O GRI foi constituído como organização independente, na forma de uma associação com sede em Amsterdã, Holanda, em 2001. Conta também com os representantes regionais, os Pontos Focais (Focal Points) nos seguintes países: Austrália, Brasil, China, Índia e Estados Unidos e com uma rede mundial de 30.000 pessoas.
O GRI desenvolveu um guia para orientar as empresas na elaboração dos relatórios. A primeira parte dele trata dos princípios, tais como materialidade, comparabilidade, exatidão dos dados, tempestividade etc. A segunda parte trata do conteúdo do relatório – estratégias, gestão e indicadores de desempenho.
Os indicadores de desempenho propostos pelo GRI são organizados em categorias: econômica, ambiental e social. A social é dividida em subcategorias – trabalho, direitos humanos, sociedade e responsabilidade do produto.
Além do guia geral, o GRI desenvolveu guias suplementares setoriais, entre eles o setor financeiro. O suplemento para o setor de serviços financeiros foi elaborado por uma equipe de multistakeholders de diferentes regiões, formada por voluntários de empresas do setor, investidores, trabalhadores, ONGs e instituições de pesquisas. Os membros da equipe fazem parte como indivíduos e não representam necessariamente a visão das organizações a que pertencem. O suplemento foi lançado em outubro de 2008 – o G3 guideline.
Apesar de os padrões GRI exercerem importante papel como disseminadores e orientadores de práticas e políticas socioambientais no setor financeiro, a pesquisa realizada pelo BCB sobre relatórios de sustentabilidade de bancos no Brasil e outros países, constatou diversas falhas, sendo a principal delas a dificuldade de dados quantitativos que possibilitem a comparabilidade entre os bancos e as ações dos bancos em um período de tempo. Mais uma vez o problema decorre da falta de sanções e controle externo por se tratar de uma autorregulação e, portanto, sem poder coercitivo para exigir o cumprimento dos padrões.
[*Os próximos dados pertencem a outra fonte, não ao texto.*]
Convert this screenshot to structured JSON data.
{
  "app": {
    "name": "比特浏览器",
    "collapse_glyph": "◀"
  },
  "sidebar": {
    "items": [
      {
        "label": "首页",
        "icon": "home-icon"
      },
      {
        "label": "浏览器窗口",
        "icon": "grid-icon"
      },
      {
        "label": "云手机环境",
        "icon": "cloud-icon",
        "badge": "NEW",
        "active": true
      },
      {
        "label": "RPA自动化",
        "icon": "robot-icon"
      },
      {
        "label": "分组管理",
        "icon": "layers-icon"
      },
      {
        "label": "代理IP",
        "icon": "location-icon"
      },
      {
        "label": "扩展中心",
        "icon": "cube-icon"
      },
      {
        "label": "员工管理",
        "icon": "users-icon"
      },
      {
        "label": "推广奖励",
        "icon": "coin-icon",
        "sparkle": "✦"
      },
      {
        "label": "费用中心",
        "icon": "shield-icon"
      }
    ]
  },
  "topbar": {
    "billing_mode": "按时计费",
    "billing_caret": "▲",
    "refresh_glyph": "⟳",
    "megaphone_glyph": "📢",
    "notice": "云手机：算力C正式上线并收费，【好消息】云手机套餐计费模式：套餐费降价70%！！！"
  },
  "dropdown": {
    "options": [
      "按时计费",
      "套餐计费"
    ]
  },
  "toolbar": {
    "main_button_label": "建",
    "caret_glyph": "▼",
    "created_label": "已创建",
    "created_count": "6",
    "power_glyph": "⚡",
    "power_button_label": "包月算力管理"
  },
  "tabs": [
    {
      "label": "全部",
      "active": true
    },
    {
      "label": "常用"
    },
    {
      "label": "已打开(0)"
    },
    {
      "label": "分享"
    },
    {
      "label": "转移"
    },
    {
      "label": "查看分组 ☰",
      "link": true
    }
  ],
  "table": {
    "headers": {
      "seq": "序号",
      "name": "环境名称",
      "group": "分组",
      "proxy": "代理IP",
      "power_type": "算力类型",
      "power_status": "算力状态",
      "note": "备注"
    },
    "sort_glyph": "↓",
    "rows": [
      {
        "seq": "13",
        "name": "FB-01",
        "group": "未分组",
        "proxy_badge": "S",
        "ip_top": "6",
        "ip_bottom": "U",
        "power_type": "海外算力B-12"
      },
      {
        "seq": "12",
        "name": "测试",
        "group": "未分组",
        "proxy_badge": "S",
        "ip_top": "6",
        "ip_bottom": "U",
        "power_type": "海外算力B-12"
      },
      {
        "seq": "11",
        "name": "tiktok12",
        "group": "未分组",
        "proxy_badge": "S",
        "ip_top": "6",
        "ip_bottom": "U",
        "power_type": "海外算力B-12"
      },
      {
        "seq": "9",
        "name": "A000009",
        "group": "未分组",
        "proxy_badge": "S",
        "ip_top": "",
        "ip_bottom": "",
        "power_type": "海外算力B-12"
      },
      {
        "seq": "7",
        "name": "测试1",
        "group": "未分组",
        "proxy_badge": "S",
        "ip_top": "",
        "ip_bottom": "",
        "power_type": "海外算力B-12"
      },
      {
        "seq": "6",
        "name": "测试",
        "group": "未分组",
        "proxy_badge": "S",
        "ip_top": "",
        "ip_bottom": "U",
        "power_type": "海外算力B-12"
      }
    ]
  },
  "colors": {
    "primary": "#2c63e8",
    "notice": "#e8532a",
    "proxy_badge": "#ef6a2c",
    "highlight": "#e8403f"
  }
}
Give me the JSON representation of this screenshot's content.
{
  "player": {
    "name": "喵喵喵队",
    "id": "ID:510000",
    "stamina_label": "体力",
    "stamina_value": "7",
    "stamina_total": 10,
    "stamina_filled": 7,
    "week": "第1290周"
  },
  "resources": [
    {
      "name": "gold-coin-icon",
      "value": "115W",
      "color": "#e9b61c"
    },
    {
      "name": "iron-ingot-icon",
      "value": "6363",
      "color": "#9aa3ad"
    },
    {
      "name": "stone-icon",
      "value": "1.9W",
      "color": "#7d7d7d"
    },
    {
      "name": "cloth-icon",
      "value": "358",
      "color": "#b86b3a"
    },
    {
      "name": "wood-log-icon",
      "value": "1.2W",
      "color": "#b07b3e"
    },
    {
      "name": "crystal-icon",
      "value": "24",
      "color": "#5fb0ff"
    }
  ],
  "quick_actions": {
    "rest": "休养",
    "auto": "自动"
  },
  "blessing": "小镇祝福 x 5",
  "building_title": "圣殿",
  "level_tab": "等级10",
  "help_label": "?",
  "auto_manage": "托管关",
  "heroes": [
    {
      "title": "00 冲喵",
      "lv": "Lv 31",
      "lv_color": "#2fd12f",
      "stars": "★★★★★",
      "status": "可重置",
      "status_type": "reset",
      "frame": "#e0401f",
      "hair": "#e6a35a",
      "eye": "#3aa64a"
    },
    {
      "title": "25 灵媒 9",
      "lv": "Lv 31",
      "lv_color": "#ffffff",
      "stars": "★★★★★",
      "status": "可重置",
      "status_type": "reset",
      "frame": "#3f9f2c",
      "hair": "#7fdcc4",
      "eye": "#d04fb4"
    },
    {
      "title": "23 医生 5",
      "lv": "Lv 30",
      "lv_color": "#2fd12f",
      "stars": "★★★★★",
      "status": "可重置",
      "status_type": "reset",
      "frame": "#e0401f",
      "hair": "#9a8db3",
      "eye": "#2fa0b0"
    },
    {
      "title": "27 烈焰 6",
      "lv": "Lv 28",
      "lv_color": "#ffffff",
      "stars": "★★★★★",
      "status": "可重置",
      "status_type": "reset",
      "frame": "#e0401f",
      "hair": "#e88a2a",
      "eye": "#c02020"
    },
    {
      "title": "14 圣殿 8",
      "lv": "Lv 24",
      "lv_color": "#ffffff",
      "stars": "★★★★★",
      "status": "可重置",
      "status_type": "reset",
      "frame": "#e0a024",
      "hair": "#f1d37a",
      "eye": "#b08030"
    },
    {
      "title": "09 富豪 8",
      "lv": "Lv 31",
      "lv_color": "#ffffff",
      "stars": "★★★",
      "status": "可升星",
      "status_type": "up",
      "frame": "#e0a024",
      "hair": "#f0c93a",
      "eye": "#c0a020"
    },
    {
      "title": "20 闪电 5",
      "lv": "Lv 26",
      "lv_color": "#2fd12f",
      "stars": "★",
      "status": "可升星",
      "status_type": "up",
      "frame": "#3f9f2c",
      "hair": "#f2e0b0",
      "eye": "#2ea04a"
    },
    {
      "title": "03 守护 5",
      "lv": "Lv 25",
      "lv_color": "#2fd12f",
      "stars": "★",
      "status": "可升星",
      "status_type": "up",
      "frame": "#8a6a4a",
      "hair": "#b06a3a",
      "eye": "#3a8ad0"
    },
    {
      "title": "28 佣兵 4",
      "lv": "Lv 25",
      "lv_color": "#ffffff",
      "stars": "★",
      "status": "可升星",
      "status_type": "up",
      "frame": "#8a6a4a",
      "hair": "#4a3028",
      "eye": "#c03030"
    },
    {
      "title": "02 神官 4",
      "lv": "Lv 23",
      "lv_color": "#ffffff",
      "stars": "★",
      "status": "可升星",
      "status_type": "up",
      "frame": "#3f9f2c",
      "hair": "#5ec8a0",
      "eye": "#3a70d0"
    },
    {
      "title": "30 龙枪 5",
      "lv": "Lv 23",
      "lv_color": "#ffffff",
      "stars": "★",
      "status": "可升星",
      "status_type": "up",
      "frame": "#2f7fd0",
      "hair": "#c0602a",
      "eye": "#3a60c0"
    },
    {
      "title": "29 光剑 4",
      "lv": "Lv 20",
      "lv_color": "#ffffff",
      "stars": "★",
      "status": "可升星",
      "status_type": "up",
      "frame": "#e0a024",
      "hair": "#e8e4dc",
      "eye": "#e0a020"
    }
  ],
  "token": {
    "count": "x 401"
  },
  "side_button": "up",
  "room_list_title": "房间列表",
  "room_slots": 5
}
O GRI tem várias categorias em termos de qualidade de informações, até mesmo os relatórios de uma mesma categoria se apresentam em um formato e com dados e informações muito diferentes, o que inviabiliza a comparabilidade, dificultando as decisões dos agentes econômicos em relação aos aspectos ambientais. Esse é o motivo pelo qual alguns trabalhos de pesquisas vêm sugerindo a necessidade de regular os relatórios de sustentabilidade. Duarte (2012), por exemplo, argumenta que os instrumentos voluntários de relatório de sustentabilidade não têm sido eficazes porque não há nenhum controle sobre as atividades dos signatários para medir a extensão de seu compromisso e nenhuma responsabilidade legal por sua violação. Outros autores, tais como Richardson (2011) e Sjåfjell (2011) também defendem a necessidade de regular a divulgação de informações não financeiras das empresas para melhorar a adoção de critérios sociais e ambientais nos investimentos.